Last Saturday, exactly 25 years after the People’s Daily published a strong condemnation of those protesting throughout mainland China, the June 4 Memorial Museum opened in Hong Kong’s Tsim Sha Tsui—a major tourist destination and likely stop for many of the nearly 40 million mainlanders who visit the semi-autonomous region each year. The museum is sponsored by the Hong Kong Alliance in Support of Patriotic Democratic Movements of China, who hope the museum will educate young mainlanders, many of whom remain largely unaware of June 4th. The AFP reported last weekend from Tsim Sha Tsui, where tension between pro-Beijing protestors and museum supporters was on display:
[…] “The one thing I remember most vividly was that 25 years ago, right after the massacre, Beijing residents told us one thing – that we must tell the true story of what happened to the world,” said Lee Cheuk-yan, chairman of the pro-democracy group which is funding the museum, on Saturday.
Mr Lee dedicated the museum to those who sacrificed their lives for democracy.
The opening was disrupted by more than a dozen pro-China placard-wielding protesters who shouted at organisers outside the building, calling them “traitors”.
“They don’t talk about the Nanjing Massacre and only talk about June 4,” one shouted, referring to an incident in which China says more than 300,000 people were slaughtered by Japanese troops during World War II.
The demonstrators, who called themselves the 6.4 Truth group, said the Alliance presented a skewed account of the crackdown and that Chinese troops were also killed during the incident. [Source]
Members of the 6.4 Truth group aren’t the only ones opposed to the museum. The South China Morning Post notes that neighboring property owners in in Tsim Sha Tsui’s Foo Hoo Centre are seeking a court-ordered closure of the memorial:
Property owners of the Tsim Sha Tsui tower block where a new museum dedicated to the 1989 democracy movement on the mainland is up and running want the courts to bar the use of the unit as a memorial hall.
In a writ, they say the fifth storey of the Foo Hoo Centre, now occupied by the June 4 Museum, is among the floors that cannot be used for memorial or exhibition purposes under the building’s deeds.
[…] Lawyers had advised that the operation of the museum complied with the model of a commercial building, [A]lliance vice-chairman Mak Hoi-wah said.
This week, the Incorporated Owners of Foo Hoo Centre filed the writ to the High Court.
[…] The alliance has said it believes the opposition is a sign of political suppression. [Source]
Coverage from Al Jazeera allows a glimpse in- and outside of the memorial museum on its opening day, and the accompanying report situates the conflict into the wider context of Hong Kong-mainland tension:
[youtube]https://www.youtube.com/watch?v=hTOxAQidwbQ[/youtube]

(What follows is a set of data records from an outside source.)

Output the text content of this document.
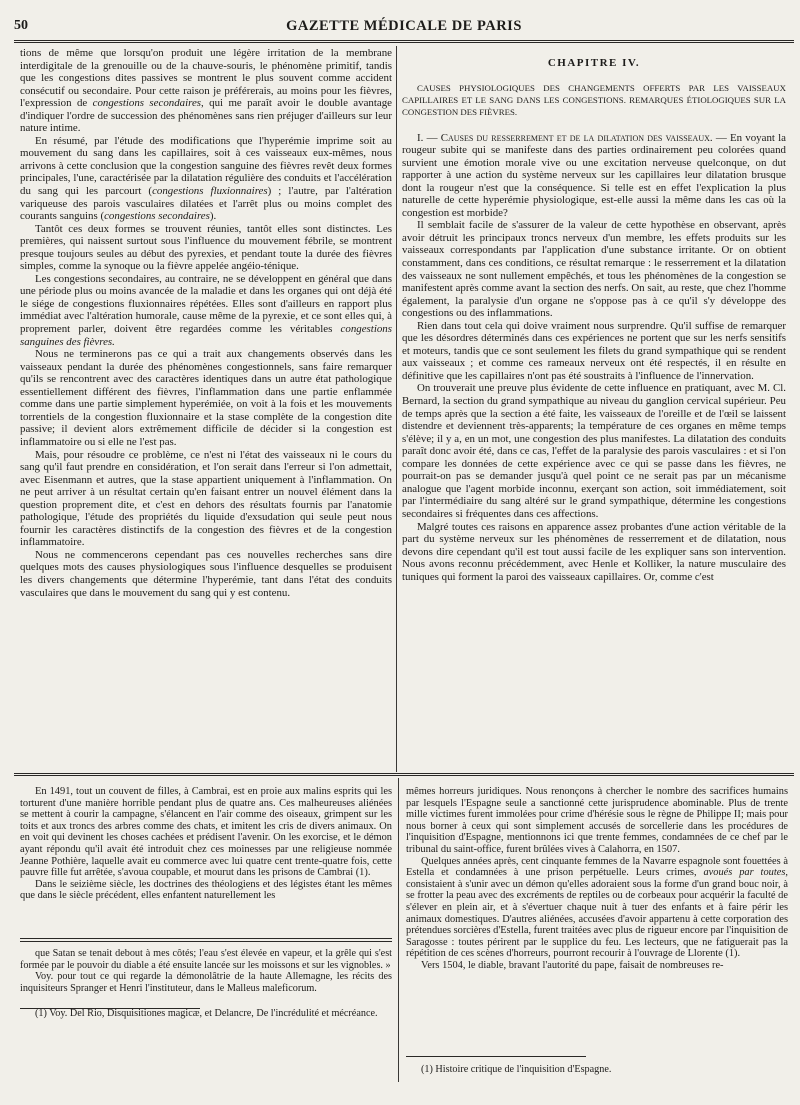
50	GAZETTE MÉDICALE DE PARIS

tions de même que lorsqu'on produit une légère irritation de la membrane interdigitale de la grenouille ou de la chauve-souris, le phénomène primitif, tandis que les congestions dites passives se montrent le plus souvent comme accident consécutif ou secondaire. Pour cette raison je préférerais, au moins pour les fièvres, l'expression de congestions secondaires, qui me paraît avoir le double avantage d'indiquer l'ordre de succession des phénomènes sans rien préjuger d'ailleurs sur leur nature intime.

En résumé, par l'étude des modifications que l'hyperémie imprime soit au mouvement du sang dans les capillaires, soit à ces vaisseaux eux-mêmes, nous arrivons à cette conclusion que la congestion sanguine des fièvres revêt deux formes principales, l'une, caractérisée par la dilatation régulière des conduits et l'accélération du sang qui les parcourt (congestions fluxionnaires) ; l'autre, par l'altération variqueuse des parois vasculaires dilatées et l'arrêt plus ou moins complet des courants sanguins (congestions secondaires).

Tantôt ces deux formes se trouvent réunies, tantôt elles sont distinctes. Les premières, qui naissent surtout sous l'influence du mouvement fébrile, se montrent presque toujours seules au début des pyrexies, et pendant toute la durée des fièvres simples, comme la synoque ou la fièvre appelée angéio-ténique.

Les congestions secondaires, au contraire, ne se développent en général que dans une période plus ou moins avancée de la maladie et dans les organes qui ont déjà été le siége de congestions fluxionnaires répétées. Elles sont d'ailleurs en rapport plus immédiat avec l'altération humorale, cause même de la pyrexie, et ce sont elles qui, à proprement parler, doivent être regardées comme les véritables congestions sanguines des fièvres.

Nous ne terminerons pas ce qui a trait aux changements observés dans les vaisseaux pendant la durée des phénomènes congestionnels, sans faire remarquer qu'ils se rencontrent avec des caractères identiques dans un autre état pathologique essentiellement différent des fièvres, l'inflammation dans une partie enflammée comme dans une partie simplement hyperémiée, on voit à la fois et les mouvements torrentiels de la congestion fluxionnaire et la stase complète de la congestion dite passive; il devient alors extrêmement difficile de décider si la congestion est inflammatoire ou si elle ne l'est pas.

Mais, pour résoudre ce problème, ce n'est ni l'état des vaisseaux ni le cours du sang qu'il faut prendre en considération, et l'on serait dans l'erreur si l'on admettait, avec Eisenmann et autres, que la stase appartient uniquement à l'inflammation. On ne peut arriver à un résultat certain qu'en faisant entrer un nouvel élément dans la question proprement dite, et c'est en dehors des résultats fournis par l'anatomie pathologique, l'étude des propriétés du liquide d'exsudation qui seule peut nous fournir les caractères distinctifs de la congestion des fièvres et de la congestion inflammatoire.

Nous ne commencerons cependant pas ces nouvelles recherches sans dire quelques mots des causes physiologiques sous l'influence desquelles se produisent les divers changements que détermine l'hyperémie, tant dans l'état des conduits vasculaires que dans le mouvement du sang qui y est contenu.

CHAPITRE IV.

CAUSES PHYSIOLOGIQUES DES CHANGEMENTS OFFERTS PAR LES VAISSEAUX CAPILLAIRES ET LE SANG DANS LES CONGESTIONS. REMARQUES ÉTIOLOGIQUES SUR LA CONGESTION DES FIÈVRES.

I. — Causes du resserrement et de la dilatation des vaisseaux. — En voyant la rougeur subite qui se manifeste dans des parties ordinairement peu colorées quand survient une émotion morale vive ou une excitation nerveuse quelconque, on dut rapporter à une action du système nerveux sur les capillaires leur dilatation brusque dont la rougeur n'est que la conséquence. Si telle est en effet l'explication la plus naturelle de cette hyperémie physiologique, est-elle aussi la même dans les cas où la congestion est morbide?

Il semblait facile de s'assurer de la valeur de cette hypothèse en observant, après avoir détruit les principaux troncs nerveux d'un membre, les effets produits sur les vaisseaux correspondants par l'application d'une substance irritante. Or on obtient constamment, dans ces conditions, ce résultat remarque : le resserrement et la dilatation des vaisseaux ne sont nullement empêchés, et tous les phénomènes de la congestion se manifestent après comme avant la section des nerfs. On sait, au reste, que chez l'homme également, la paralysie d'un organe ne s'oppose pas à ce qu'il s'y développe des congestions ou des inflammations.

Rien dans tout cela qui doive vraiment nous surprendre. Qu'il suffise de remarquer que les désordres déterminés dans ces expériences ne portent que sur les nerfs sensitifs et moteurs, tandis que ce sont seulement les filets du grand sympathique qui se rendent aux vaisseaux ; et comme ces rameaux nerveux ont été respectés, il en résulte en définitive que les capillaires n'ont pas été soustraits à l'influence de l'innervation.

On trouverait une preuve plus évidente de cette influence en pratiquant, avec M. Cl. Bernard, la section du grand sympathique au niveau du ganglion cervical supérieur. Peu de temps après que la section a été faite, les vaisseaux de l'oreille et de l'œil se laissent distendre et deviennent très-apparents; la température de ces organes en même temps s'élève; il y a, en un mot, une congestion des plus manifestes. La dilatation des conduits paraît donc avoir été, dans ce cas, l'effet de la paralysie des parois vasculaires : et si l'on compare les données de cette expérience avec ce qui se passe dans les fièvres, ne pourrait-on pas se demander jusqu'à quel point ce ne serait pas par un mécanisme analogue que l'agent morbide inconnu, exerçant son action, soit immédiatement, soit par l'intermédiaire du sang altéré sur le grand sympathique, détermine les congestions secondaires si fréquentes dans ces affections.

Malgré toutes ces raisons en apparence assez probantes d'une action véritable de la part du système nerveux sur les phénomènes de resserrement et de dilatation, nous devons dire cependant qu'il est tout aussi facile de les expliquer sans son intervention. Nous avons reconnu précédemment, avec Henle et Kolliker, la nature musculaire des tuniques qui forment la paroi des vaisseaux capillaires. Or, comme c'est

En 1491, tout un couvent de filles, à Cambrai, est en proie aux malins esprits qui les torturent d'une manière horrible pendant plus de quatre ans. Ces malheureuses aliénées se mettent à courir la campagne, s'élancent en l'air comme des oiseaux, grimpent sur les toits et aux troncs des arbres comme des chats, et imitent les cris de divers animaux. On en voit qui devinent les choses cachées et prédisent l'avenir. On les exorcise, et le démon ayant répondu qu'il avait été introduit chez ces moinesses par une religieuse nommée Jeanne Pothière, laquelle avait eu commerce avec lui quatre cent trente-quatre fois, cette pauvre fille fut arrêtée, s'avoua coupable, et mourut dans les prisons de Cambrai (1).

Dans le seizième siècle, les doctrines des théologiens et des légistes étant les mêmes que dans le siècle précédent, elles enfantent naturellement les

que Satan se tenait debout à mes côtés; l'eau s'est élevée en vapeur, et la grêle qui s'est formée par le pouvoir du diable a été ensuite lancée sur les moissons et sur les vignobles. »

Voy. pour tout ce qui regarde la démonolâtrie de la haute Allemagne, les récits des inquisiteurs Spranger et Henri l'instituteur, dans le Malleus maleficorum.

(1) Voy. Del Rio, Disquisitiones magicæ, et Delancre, De l'incrédulité et mécréance.

mêmes horreurs juridiques. Nous renonçons à chercher le nombre des sacrifices humains par lesquels l'Espagne seule a sanctionné cette jurisprudence abominable. Plus de trente mille victimes furent immolées pour crime d'hérésie sous le règne de Philippe II; mais pour nous borner à ceux qui sont simplement accusés de sorcellerie dans les procédures de l'inquisition d'Espagne, mentionnons ici que trente femmes, condamnées de ce chef par le tribunal du saint-office, furent brûlées vives à Calahorra, en 1507.

Quelques années après, cent cinquante femmes de la Navarre espagnole sont fouettées à Estella et condamnées à une prison perpétuelle. Leurs crimes, avoués par toutes, consistaient à s'unir avec un démon qu'elles adoraient sous la forme d'un grand bouc noir, à se frotter la peau avec des excréments de reptiles ou de corbeaux pour acquérir la faculté de s'élever en plein air, et à s'évertuer chaque nuit à tuer des enfants et à faire périr les animaux domestiques. D'autres aliénées, accusées d'avoir appartenu à cette corporation des prétendues sorcières d'Estella, furent traitées avec plus de rigueur encore par l'inquisition de Saragosse : toutes périrent par le supplice du feu. Les lecteurs, que ne fatiguerait pas la répétition de ces scènes d'horreurs, pourront recourir à l'ouvrage de Llorente (1).

Vers 1504, le diable, bravant l'autorité du pape, faisait de nombreuses re-

(1) Histoire critique de l'inquisition d'Espagne.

“There is a lot of tension between those in Hong Kong and visitors from the mainland,”said Lee, who is also a legislative council member in Hong Kong’s New West Territories. One recent spat, which made national headlines, involved a young, visiting Chinese boy urinating in public. “We cannot accept the behaviour of the tourists or the fact that they are changing the landscapes of our city,” Lee said.
“People just don’t understand each other,” said Jieping Zhang, author of A Year in Wukan to be published this June, which documents that village’s 2011 struggle for democracy against the Chinese government. “Both the people of Hong Kong and mainland China don’t have complete information, due to the Chinese government’s control, so they fight over unbelievably simple questions without the proper context.”
This week, Chinese Vice President Li Yuanchao denounced the pro-democratic Occupy Hong Kong Movement, telling reporters at Hong Kong’sTa Kung Pao, a newspaper affiliated with the Chinese government, the protests “would delay universal suffrage and wreck the prosperity and stability of Hong Kong”.
One potential flashpoint in this relationship is the impact Beijing might exert in the election for Hong Kong’s next chief executive in 2017. […] [Source]
Beijing has warned that Hong Kong’s 2017 elections could lead to “disaster.” In recent months, concerns about Beijing using its economic clout to exert influence over Hong Kong’s relatively free press have been on the rise.